Volkswagen is nearly doubling the employment at its Chattanooga, Tenn. plant, bringing a new SUV and 2,000 jobs to its only U.S. factory.
The German automaker says it is investing $600 million in the plant to build the seven-passenger vehicle by the end of 2016.
The plant, which opened in 2011, has about 2,400 workers currently. It has become the center of the United Auto Workers' efforts to organize workers at plants built in the South by foreign automakers.
After narrowly losing a vote to represent workers at the plant in February, the UAW announced last week it would still open a chapter at the plant who wanted to join the union on a voluntary basis.
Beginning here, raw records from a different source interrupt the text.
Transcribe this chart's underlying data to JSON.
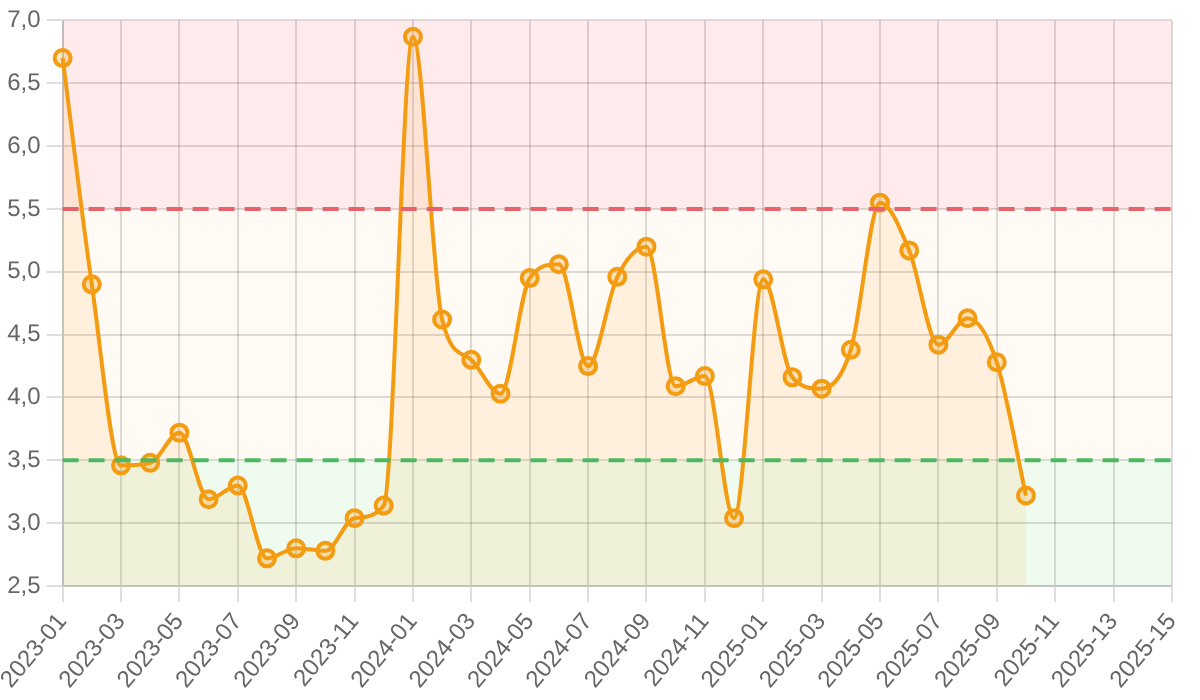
{
  "chart_data": {
    "type": "area",
    "categories": [
      "2023-01",
      null,
      "2023-03",
      null,
      "2023-05",
      null,
      "2023-07",
      null,
      "2023-09",
      null,
      "2023-11",
      null,
      "2024-01",
      null,
      "2024-03",
      null,
      "2024-05",
      null,
      "2024-07",
      null,
      "2024-09",
      null,
      "2024-11",
      null,
      "2025-01",
      null,
      "2025-03",
      null,
      "2025-05",
      null,
      "2025-07",
      null,
      "2025-09",
      null,
      "2025-11",
      null,
      "2025-13",
      null,
      "2025-15"
    ],
    "series": [
      {
        "color": "#f39c12",
        "values": [
          6.7,
          4.9,
          3.46,
          3.48,
          3.72,
          3.19,
          3.3,
          2.72,
          2.8,
          2.78,
          3.04,
          3.14,
          6.87,
          4.62,
          4.3,
          4.03,
          4.95,
          5.06,
          4.25,
          4.96,
          5.2,
          4.09,
          4.17,
          3.04,
          4.94,
          4.16,
          4.07,
          4.38,
          5.55,
          5.17,
          4.42,
          4.63,
          4.28,
          3.22,
          null,
          null,
          null,
          null,
          null
        ]
      }
    ],
    "ylim": [
      2.5,
      7
    ],
    "yticks": [
      {
        "value": 2.5,
        "label": "2,5"
      },
      {
        "value": 3,
        "label": "3,0"
      },
      {
        "value": 3.5,
        "label": "3,5"
      },
      {
        "value": 4,
        "label": "4,0"
      },
      {
        "value": 4.5,
        "label": "4,5"
      },
      {
        "value": 5,
        "label": "5,0"
      },
      {
        "value": 5.5,
        "label": "5,5"
      },
      {
        "value": 6,
        "label": "6,0"
      },
      {
        "value": 6.5,
        "label": "6,5"
      },
      {
        "value": 7,
        "label": "7,0"
      }
    ],
    "bands": [
      {
        "axis": "y",
        "from": 5.5,
        "to": 7,
        "color": "#ffebeb"
      },
      {
        "axis": "y",
        "from": 3.5,
        "to": 5.5,
        "color": "#fffaf3"
      },
      {
        "axis": "y",
        "from": 2.5,
        "to": 3.5,
        "color": "#f0fbf0"
      }
    ],
    "ref_lines": [
      {
        "axis": "y",
        "value": 5.5,
        "color": "#e8626b",
        "line_style": "dashed"
      },
      {
        "axis": "y",
        "value": 3.5,
        "color": "#4cb860",
        "line_style": "dashed"
      }
    ],
    "grid": true,
    "legend": false,
    "marker": "circle",
    "line_style": "solid"
  }
}
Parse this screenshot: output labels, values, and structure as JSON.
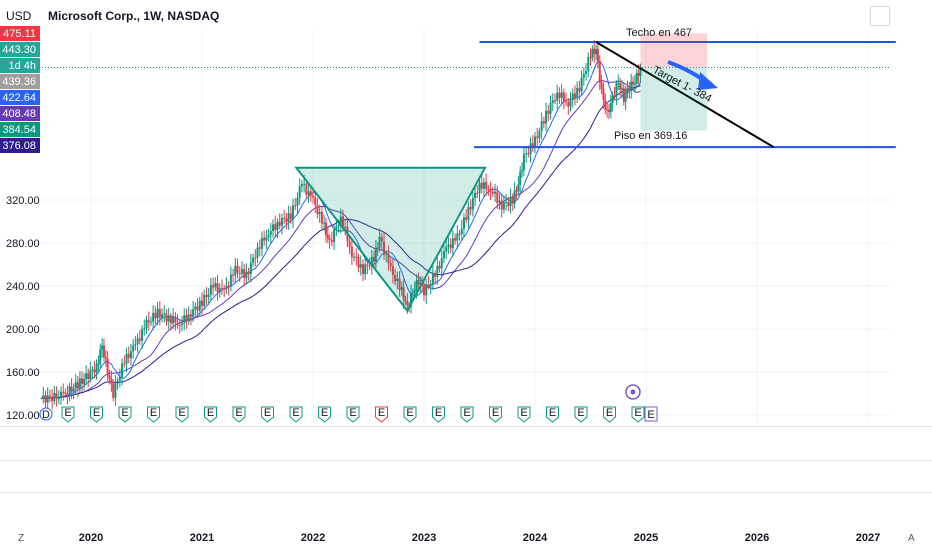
{
  "header": {
    "currency": "USD",
    "title": "Microsoft Corp., 1W, NASDAQ"
  },
  "price_labels": [
    {
      "text": "475.11",
      "color": "#f23645"
    },
    {
      "text": "443.30",
      "color": "#26a69a"
    },
    {
      "text": "1d 4h",
      "color": "#26a69a"
    },
    {
      "text": "439.36",
      "color": "#9e9e9e"
    },
    {
      "text": "422.64",
      "color": "#2962ff"
    },
    {
      "text": "408.48",
      "color": "#673ab7"
    },
    {
      "text": "384.54",
      "color": "#089981"
    },
    {
      "text": "376.08",
      "color": "#311b92"
    }
  ],
  "annotations": {
    "techo": "Techo en 467",
    "piso": "Piso en 369.16",
    "target": "Target 1- 384"
  },
  "corner": {
    "left": "Z",
    "right": "A"
  },
  "event_markers": {
    "dividend": "D",
    "earnings": "E"
  },
  "chart_data": {
    "type": "candlestick",
    "title": "Microsoft Corp., 1W, NASDAQ",
    "y_tick_labels": [
      "120.00",
      "160.00",
      "200.00",
      "240.00",
      "280.00",
      "320.00"
    ],
    "x_tick_labels": [
      "2020",
      "2021",
      "2022",
      "2023",
      "2024",
      "2025",
      "2026",
      "2027"
    ],
    "ylim": [
      115,
      475
    ],
    "xlim": [
      2019.5,
      2027.55
    ],
    "weekly_close_path": [
      [
        2019.55,
        135
      ],
      [
        2019.75,
        138
      ],
      [
        2019.9,
        150
      ],
      [
        2020.05,
        165
      ],
      [
        2020.1,
        185
      ],
      [
        2020.15,
        160
      ],
      [
        2020.2,
        140
      ],
      [
        2020.3,
        170
      ],
      [
        2020.4,
        185
      ],
      [
        2020.5,
        205
      ],
      [
        2020.6,
        215
      ],
      [
        2020.7,
        210
      ],
      [
        2020.8,
        205
      ],
      [
        2020.9,
        215
      ],
      [
        2021.0,
        225
      ],
      [
        2021.1,
        240
      ],
      [
        2021.2,
        235
      ],
      [
        2021.3,
        255
      ],
      [
        2021.4,
        250
      ],
      [
        2021.5,
        275
      ],
      [
        2021.6,
        290
      ],
      [
        2021.7,
        300
      ],
      [
        2021.8,
        305
      ],
      [
        2021.9,
        335
      ],
      [
        2022.0,
        320
      ],
      [
        2022.1,
        295
      ],
      [
        2022.15,
        280
      ],
      [
        2022.25,
        305
      ],
      [
        2022.35,
        270
      ],
      [
        2022.45,
        255
      ],
      [
        2022.55,
        265
      ],
      [
        2022.6,
        285
      ],
      [
        2022.7,
        255
      ],
      [
        2022.8,
        235
      ],
      [
        2022.85,
        220
      ],
      [
        2022.9,
        235
      ],
      [
        2022.95,
        245
      ],
      [
        2023.0,
        235
      ],
      [
        2023.1,
        250
      ],
      [
        2023.2,
        275
      ],
      [
        2023.3,
        285
      ],
      [
        2023.4,
        310
      ],
      [
        2023.5,
        335
      ],
      [
        2023.6,
        330
      ],
      [
        2023.7,
        315
      ],
      [
        2023.8,
        320
      ],
      [
        2023.85,
        335
      ],
      [
        2023.9,
        360
      ],
      [
        2024.0,
        375
      ],
      [
        2024.1,
        400
      ],
      [
        2024.2,
        420
      ],
      [
        2024.3,
        410
      ],
      [
        2024.4,
        425
      ],
      [
        2024.5,
        455
      ],
      [
        2024.55,
        460
      ],
      [
        2024.6,
        420
      ],
      [
        2024.65,
        400
      ],
      [
        2024.7,
        415
      ],
      [
        2024.75,
        430
      ],
      [
        2024.8,
        415
      ],
      [
        2024.85,
        425
      ],
      [
        2024.9,
        430
      ],
      [
        2024.95,
        443
      ]
    ],
    "moving_averages": [
      {
        "color": "#2962ff",
        "last": 422.64
      },
      {
        "color": "#673ab7",
        "last": 408.48
      },
      {
        "color": "#311b92",
        "last": 376.08
      }
    ],
    "drawings": {
      "ceiling_line": {
        "y": 467,
        "x": [
          2023.5,
          2027.25
        ]
      },
      "floor_line": {
        "y": 369.16,
        "x": [
          2023.45,
          2027.25
        ]
      },
      "descending_trendline": {
        "from": [
          2024.55,
          467
        ],
        "to": [
          2026.15,
          369.16
        ]
      },
      "triangle_pattern": {
        "points": [
          [
            2021.85,
            350
          ],
          [
            2023.55,
            350
          ],
          [
            2022.85,
            217
          ]
        ]
      },
      "short_position": {
        "x": [
          2024.95,
          2025.55
        ],
        "entry": 443.3,
        "stop": 475,
        "target": 384.54
      }
    }
  }
}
Anti-union politicians in the South have opposed any union organization.
VW says the new vehicle is a key to its plans to sell 800,000 cars in the United States by 2018, nearly double their U.S. sales volume last year.
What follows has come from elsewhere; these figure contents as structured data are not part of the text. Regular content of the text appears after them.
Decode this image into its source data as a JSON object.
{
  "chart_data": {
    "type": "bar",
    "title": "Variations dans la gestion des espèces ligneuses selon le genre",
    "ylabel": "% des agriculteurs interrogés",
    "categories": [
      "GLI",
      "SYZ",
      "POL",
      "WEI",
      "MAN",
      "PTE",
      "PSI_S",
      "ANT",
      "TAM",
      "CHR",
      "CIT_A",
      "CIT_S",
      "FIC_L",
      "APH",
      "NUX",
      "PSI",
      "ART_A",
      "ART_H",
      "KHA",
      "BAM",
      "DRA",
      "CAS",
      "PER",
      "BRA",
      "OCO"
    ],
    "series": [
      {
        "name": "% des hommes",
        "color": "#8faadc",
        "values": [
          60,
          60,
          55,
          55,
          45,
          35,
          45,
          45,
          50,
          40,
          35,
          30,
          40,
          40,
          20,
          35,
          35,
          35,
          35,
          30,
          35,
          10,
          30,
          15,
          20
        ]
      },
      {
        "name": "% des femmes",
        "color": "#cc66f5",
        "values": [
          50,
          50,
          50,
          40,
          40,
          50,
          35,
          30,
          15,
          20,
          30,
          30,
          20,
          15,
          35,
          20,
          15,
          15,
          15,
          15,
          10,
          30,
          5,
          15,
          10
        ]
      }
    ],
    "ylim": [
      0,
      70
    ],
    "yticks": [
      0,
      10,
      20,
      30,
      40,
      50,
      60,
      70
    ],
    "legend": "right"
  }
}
"The fact that the new line is being announced four days after the rollout of UAW Local 42 in Chattanooga reinforces the consensus that the UAW has reached with the company.," said UAW Secretary-Treasurer Gary Casteel.
The union opponents criticized VW for being too willing to recognize the union. Unlike most employers who fight against union representation of its work force, VW was willing to accept a union out of a desire to set up "works councils" at the plant which can come up with methods to make the plant more efficient. U.S. labor law makes establishing a works council difficult without union representation for its workers.
Even with the union's latest move to represent VW workers, the state agreed to contribute a $178 million in state funds for site development and preparation as well as training new employees.